DAMASCUS – Regime airstrikes on a school complex in northwestern Syria killed at least 35 people, including 20 children, the Syria Civil Defense volunteer rescue group said, in what could be one of the deadliest strikes yet on a school in the nation’s five-year war, according to the UN.
The death toll is expected to rise as dozens of others were injured in the Wednesday attacks, said Majd Khalaf, a communications officer with the rescue group, also known as the White Helmets. Another rescuer told the activist-run SMART News Agency that around 50 children were leaving the front door when the strikes hit.
The Syrian Observatory for Human Rights blamed the strikes on the Syrian regime and Russia, but it is generally difficult to distinguish between Syrian and Russian jets.

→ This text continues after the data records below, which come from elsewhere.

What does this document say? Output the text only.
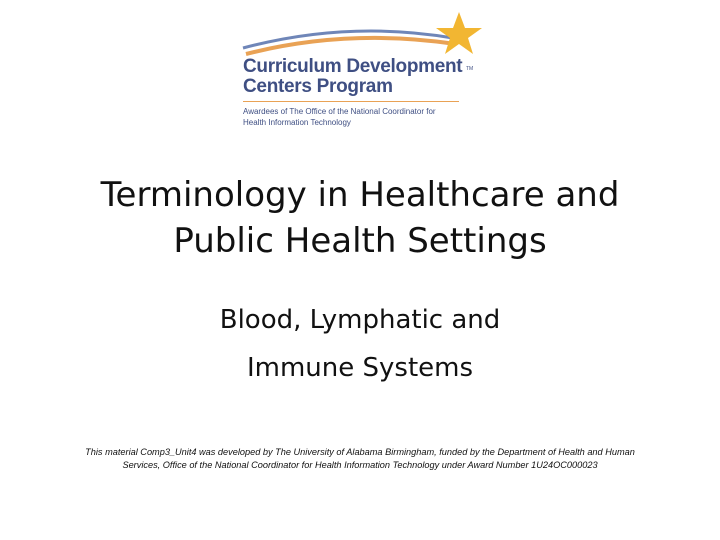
Curriculum Development
Centers Program
TM
Awardees of The Office of the National Coordinator for
Health Information Technology
Terminology in Healthcare and
Public Health Settings
Blood, Lymphatic and
Immune Systems
This material Comp3_Unit4 was developed by The University of Alabama Birmingham, funded by the Department of Health and Human Services, Office of the National Coordinator for Health Information Technology under Award Number 1U24OC000023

Russia has been supporting President Bashar al-Assad’s regime with airstrikes since September 2015, and the allies have been widely criticized for targeting civilians, and hospitals and schools in rebel-held areas.
Jets hit the complex and the surrounding area in the village of Hass, in Idlib province, six times and many people remain in critical condition, Rami Abdulrahman, director of the Observatory told CNN. The school had students from the first to ninth grade enrolled, he said.
The White Helmets said that there were three schools in the complex, and shared photos on social media showing buildings reduced to rubble.
UNICEF, the UN agency for children, said that the strikes may amount to a war crime.
“It’s a tragedy. It’s an outrage. And if deliberate, it’s a war crime” UNICEF executive director Tony Lake said in a statement.
“This latest atrocity may be the deadliest attack on a school since the war began more than five years ago,” he said.
“When will the world’s revulsion at such barbarity be matched by insistence that this must stop?”
The Syrian Civil Defense — a volunteer rescue group also known as the White Helmets — said that there were three schools in the complex, and shared photos on social media showing buildings reduced to rubble.
Many hospitals and schools in Syria have been forced underground to avoid becoming targets of regime and Russian airstrikes, particularly in rebel-held eastern Aleppo.
A UN report in August found “sufficient evidence” that the regime had used chemical weapons on civilians, particularly barrel bombs laden with chlorine gas in Aleppo. The Syrian government and Russia both deny the accusations.
The school strikes come as pressure mounts on the international community to find a solution to the war, even though talks are faltering between the US and Russia, major players in the conflict.